Şuan ise gayet mutluydu.
"Asher."
Tok Aba'nın kendisine seslendiğini duyunca, neşeyle onu kucaklamak için eğilen yaşlı adamın kucağına atıldı ve kollarını boynuna doladı. "Hoş geldin Tok Aba! Bugün nasıldı? Çok fazla müşteri var mıydı? Ah, ne diyeceğini biliyorum, her zamanki gibi değil mi?"
"Ah, küçük Asher, kesinlikle babana benzemiyorsun." dedi Tok Aba, Asher'ın yanağını sıkarak. "O asla bu kadar konuşkan olmadı ve hiçbir zaman bu kadar canlı değildi."
Halilintar suratını astı. "Ben ne zamandan beri o kadar suratsız oldum—"
"Eminim kardeşlerin bana katılacaktır."
"Ish, Tok, bu konuyu her seferinde açmak zorunda mıyız?" diye homurdandı Halilintar ancak Tok Aba yalnızca güldü. "Gerçekler ortada torunum. Asher fiziki olarak sana benzese de, mizaç olarak seninla uzaktan yakından alakası yok. Evet, benzer huyları var ama annesini veya amcalarını daha çok andırıyor."
"En azından Blaze'e benzemese iyi olurdu." diye homurdandı Halilintar mutfağa yönelirken.
"Ben Blaze amcamı seviyorum ama!" diye karşı çıktı Asher ve Tok Aba'ya baktı. "Blaze amcam çok havalı değil mi Tok? Ben öyle düşünüyorum ama babam bana katılmıyor. Bence babamdan daha güçlü."
"Bence sadece kıskanıyor." diye fısıldadı Tok Aba ve birlikte güldüler.
...
"Asher, Taufan 15 dakikaya burada olacak! Hazırlandın mı?"
"Çalışıyorum baba! Biraz bekle!"
Akşam yemeğinden sonra, Halilintar kardeşini aramış ve Asher'ın gelip gelmeyeceğini sormuştu. Gelen olumlu cevap üzerine, Asher yemeğini bitirdiği gibi, eşyalarını toparlamak için üst kata, Tok Aba'nın kalmaları için verdiği odaya koşmuştu.
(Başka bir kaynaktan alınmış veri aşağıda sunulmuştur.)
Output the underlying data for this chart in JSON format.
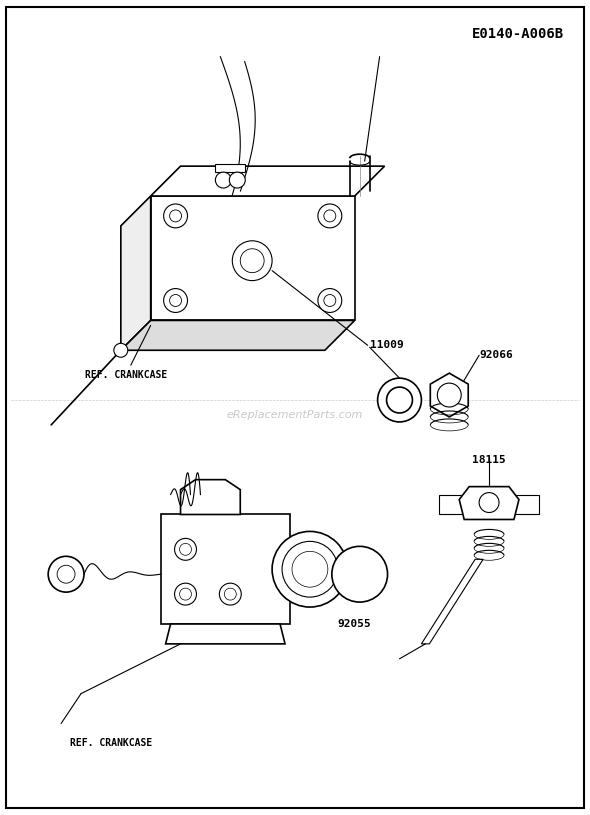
{
  "title_code": "E0140-A006B",
  "watermark": "eReplacementParts.com",
  "background_color": "#ffffff",
  "border_color": "#000000",
  "line_color": "#000000",
  "fig_width": 5.9,
  "fig_height": 8.15,
  "dpi": 100
}
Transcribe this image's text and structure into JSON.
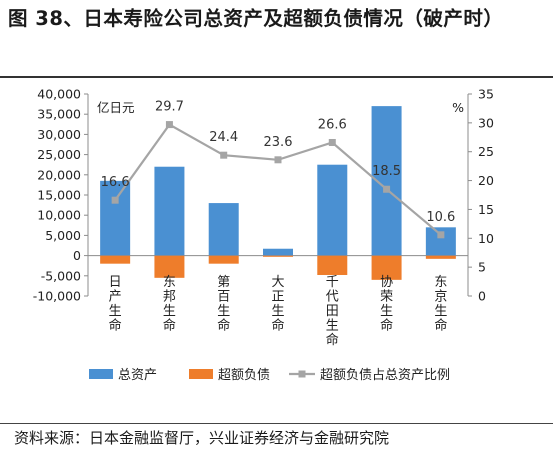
{
  "header": {
    "title": "图 38、日本寿险公司总资产及超额负债情况（破产时）"
  },
  "footer": {
    "source": "资料来源：日本金融监督厅，兴业证券经济与金融研究院"
  },
  "chart_data": {
    "type": "bar",
    "categories": [
      "日产生命",
      "东邦生命",
      "第百生命",
      "大正生命",
      "千代田生命",
      "协荣生命",
      "东京生命"
    ],
    "series": [
      {
        "name": "总资产",
        "axis": "left",
        "color": "#4a90d2",
        "values": [
          18500,
          22000,
          13000,
          1700,
          22500,
          37000,
          7000
        ]
      },
      {
        "name": "超额负债",
        "axis": "left",
        "color": "#ee7d2b",
        "values": [
          -2000,
          -5500,
          -2000,
          -300,
          -4800,
          -6000,
          -800
        ]
      },
      {
        "name": "超额负债占总资产比例",
        "axis": "right",
        "color": "#a5a5a5",
        "values": [
          16.6,
          29.7,
          24.4,
          23.6,
          26.6,
          18.5,
          10.6
        ]
      }
    ],
    "y_left": {
      "label": "亿日元",
      "min": -10000,
      "max": 40000,
      "step": 5000,
      "ticks": [
        "-10,000",
        "-5,000",
        "0",
        "5,000",
        "10,000",
        "15,000",
        "20,000",
        "25,000",
        "30,000",
        "35,000",
        "40,000"
      ]
    },
    "y_right": {
      "label": "%",
      "min": 0,
      "max": 35,
      "step": 5,
      "ticks": [
        "0",
        "5",
        "10",
        "15",
        "20",
        "25",
        "30",
        "35"
      ]
    },
    "data_labels": [
      "16.6",
      "29.7",
      "24.4",
      "23.6",
      "26.6",
      "18.5",
      "10.6"
    ],
    "legend": {
      "position": "bottom",
      "items": [
        "总资产",
        "超额负债",
        "超额负债占总资产比例"
      ]
    },
    "grid": false
  }
}
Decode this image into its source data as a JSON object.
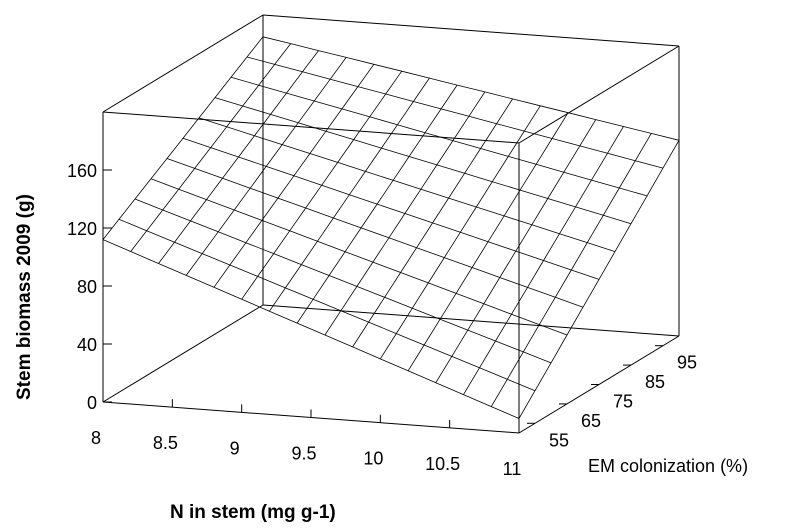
{
  "chart_data": {
    "type": "surface",
    "surface_style": "wireframe plane",
    "xlabel": "N in stem (mg g-1)",
    "ylabel": "EM colonization (%)",
    "zlabel": "Stem biomass 2009  (g)",
    "x_ticks": [
      "8",
      "8.5",
      "9",
      "9.5",
      "10",
      "10.5",
      "11"
    ],
    "y_ticks": [
      "55",
      "65",
      "75",
      "85",
      "95"
    ],
    "z_ticks": [
      "0",
      "40",
      "80",
      "120",
      "160"
    ],
    "xlim": [
      8,
      11
    ],
    "ylim": [
      50,
      100
    ],
    "zlim": [
      0,
      200
    ],
    "surface_corners": [
      {
        "x": 8,
        "y": 50,
        "z": 112
      },
      {
        "x": 11,
        "y": 50,
        "z": 10
      },
      {
        "x": 8,
        "y": 100,
        "z": 185
      },
      {
        "x": 11,
        "y": 100,
        "z": 135
      }
    ],
    "mesh_lines_x": 15,
    "mesh_lines_y": 10,
    "grid": false
  }
}
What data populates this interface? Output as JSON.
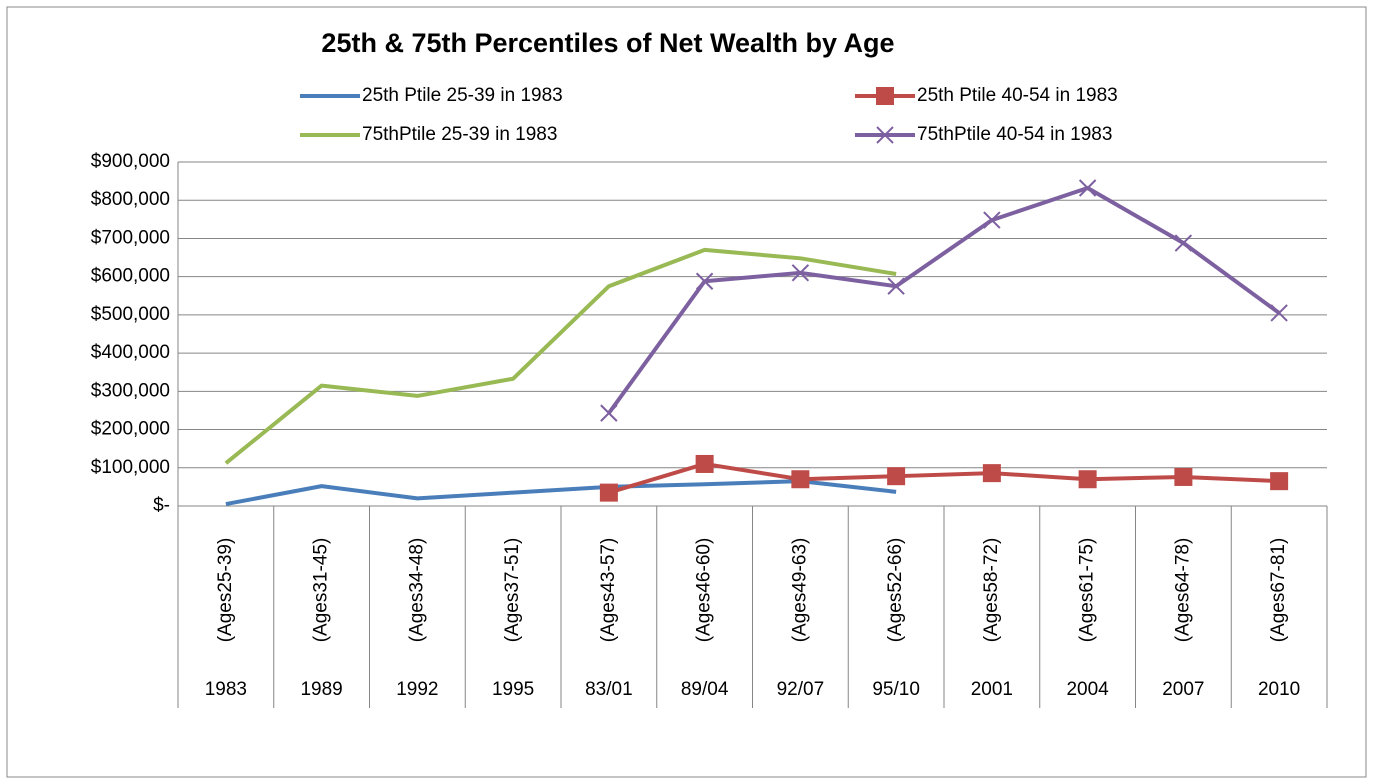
{
  "chart_data": {
    "type": "line",
    "title": "25th & 75th Percentiles of Net Wealth by Age",
    "categories": [
      [
        "(Ages25-39)",
        "1983"
      ],
      [
        "(Ages31-45)",
        "1989"
      ],
      [
        "(Ages34-48)",
        "1992"
      ],
      [
        "(Ages37-51)",
        "1995"
      ],
      [
        "(Ages43-57)",
        "83/01"
      ],
      [
        "(Ages46-60)",
        "89/04"
      ],
      [
        "(Ages49-63)",
        "92/07"
      ],
      [
        "(Ages52-66)",
        "95/10"
      ],
      [
        "(Ages58-72)",
        "2001"
      ],
      [
        "(Ages61-75)",
        "2004"
      ],
      [
        "(Ages64-78)",
        "2007"
      ],
      [
        "(Ages67-81)",
        "2010"
      ]
    ],
    "series": [
      {
        "name": "25th Ptile 25-39 in 1983",
        "color": "#4a7ebb",
        "marker": "none",
        "values": [
          5000,
          52000,
          20000,
          35000,
          50000,
          57000,
          65000,
          37000,
          null,
          null,
          null,
          null
        ]
      },
      {
        "name": "25th Ptile 40-54 in 1983",
        "color": "#be4b48",
        "marker": "square",
        "values": [
          null,
          null,
          null,
          null,
          35000,
          110000,
          70000,
          78000,
          86000,
          70000,
          76000,
          65000
        ]
      },
      {
        "name": "75thPtile 25-39 in 1983",
        "color": "#98b954",
        "marker": "none",
        "values": [
          112000,
          315000,
          288000,
          333000,
          575000,
          670000,
          648000,
          607000,
          null,
          null,
          null,
          null
        ]
      },
      {
        "name": "75thPtile 40-54 in 1983",
        "color": "#7d60a0",
        "marker": "x",
        "values": [
          null,
          null,
          null,
          null,
          243000,
          588000,
          610000,
          575000,
          748000,
          832000,
          688000,
          505000
        ]
      }
    ],
    "ylim": [
      0,
      900000
    ],
    "yticks": [
      {
        "value": 0,
        "label": "$-"
      },
      {
        "value": 100000,
        "label": "$100,000"
      },
      {
        "value": 200000,
        "label": "$200,000"
      },
      {
        "value": 300000,
        "label": "$300,000"
      },
      {
        "value": 400000,
        "label": "$400,000"
      },
      {
        "value": 500000,
        "label": "$500,000"
      },
      {
        "value": 600000,
        "label": "$600,000"
      },
      {
        "value": 700000,
        "label": "$700,000"
      },
      {
        "value": 800000,
        "label": "$800,000"
      },
      {
        "value": 900000,
        "label": "$900,000"
      }
    ],
    "grid": true
  }
}
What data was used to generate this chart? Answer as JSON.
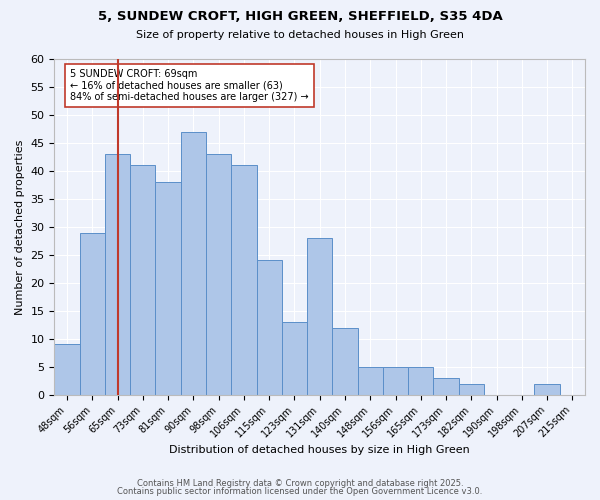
{
  "title_line1": "5, SUNDEW CROFT, HIGH GREEN, SHEFFIELD, S35 4DA",
  "title_line2": "Size of property relative to detached houses in High Green",
  "xlabel": "Distribution of detached houses by size in High Green",
  "ylabel": "Number of detached properties",
  "bar_color": "#aec6e8",
  "bar_edge_color": "#5b8fc9",
  "background_color": "#eef2fb",
  "grid_color": "#ffffff",
  "annotation_text": "5 SUNDEW CROFT: 69sqm\n← 16% of detached houses are smaller (63)\n84% of semi-detached houses are larger (327) →",
  "vline_color": "#c0392b",
  "vline_x_bin": 1,
  "categories": [
    "48sqm",
    "56sqm",
    "65sqm",
    "73sqm",
    "81sqm",
    "90sqm",
    "98sqm",
    "106sqm",
    "115sqm",
    "123sqm",
    "131sqm",
    "140sqm",
    "148sqm",
    "156sqm",
    "165sqm",
    "173sqm",
    "182sqm",
    "190sqm",
    "198sqm",
    "207sqm",
    "215sqm"
  ],
  "values": [
    9,
    29,
    43,
    41,
    38,
    47,
    43,
    41,
    24,
    13,
    28,
    12,
    5,
    5,
    5,
    3,
    2,
    0,
    0,
    2,
    0
  ],
  "ylim": [
    0,
    60
  ],
  "yticks": [
    0,
    5,
    10,
    15,
    20,
    25,
    30,
    35,
    40,
    45,
    50,
    55,
    60
  ],
  "footnote1": "Contains HM Land Registry data © Crown copyright and database right 2025.",
  "footnote2": "Contains public sector information licensed under the Open Government Licence v3.0."
}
Anlaşılan o kadar da zor bir iş değildi, çünkü Taufan geldiğinde tıka basa doldurulmuş sırt çantasıyla aşağı iniyordu.
"Amca!" Ve tabii ki en sevdiği amcasını görünce hızla kollarına atıldı.
"Haha, merhaba Asher." Küçük yeğenini sarmalayan Taufan'ın da onu çok sevdiği açıktı.
"Pekala Asher, Taufan'ın sözünden çıkma ve yaramazlık yapma. Evi de fazla dağıtmamaya dikkat et, Taufan'ın evini dağıtırsan eminim toplayamaz. Hoş, eskiden kendi odasını da toplamazdı ya..."
Taufan ona gözlerini devirdi ve dilini çıkardı. "Bunu eskiden 'odamı dağınık seviyorum' diyen kişi diyor." Ancak küçük çocuğa döndüğünde parlak gülümsemesi geri döndü. "Hadi gidelim Asher!"
Halilintar, Taufan'ın elini tutarak uzaklaşan oğlunu izlerken, şefkatle gülümsemekten kendini alamadı.
Ah, nostalji... Tok Aba eskiden onları böyle mi görüyordu gerçekten?
...
"Evet Asher, ilk olarak Iman halana uğrayacağız. Yeni doğan kuzenini görmek istersin değil mi?"
"Evet amca! Peki oraya kadar koşabilir miyiz?" diye sordu Asher coşkuyla ancak Taufan gülümseyerek başını iki yana salladı. "Hayır Asher, oraya arabayla gideceğiz. Mavi Kelebek'le."
"Gerçekten Mavi Kelebek'le mi gideceğiz amca? Yaşasın!"
Taufan güldü. Yeğeninin, ondan daha yaşlı mavi arabasına verdiği bu ismi neden sevdiğini bilmiyordu, ama onun bu neşesi hoşuna gidiyordu.
Koyu mavi renkli, görünüşü bir kaplumbağayı andıran toparlak arabaya bindiler ve fazla uzakta olmayan Iman'ın evine gittiler. Asher yol boyunca hiç susmadı ve Taufan için de aynısı söylenebilir.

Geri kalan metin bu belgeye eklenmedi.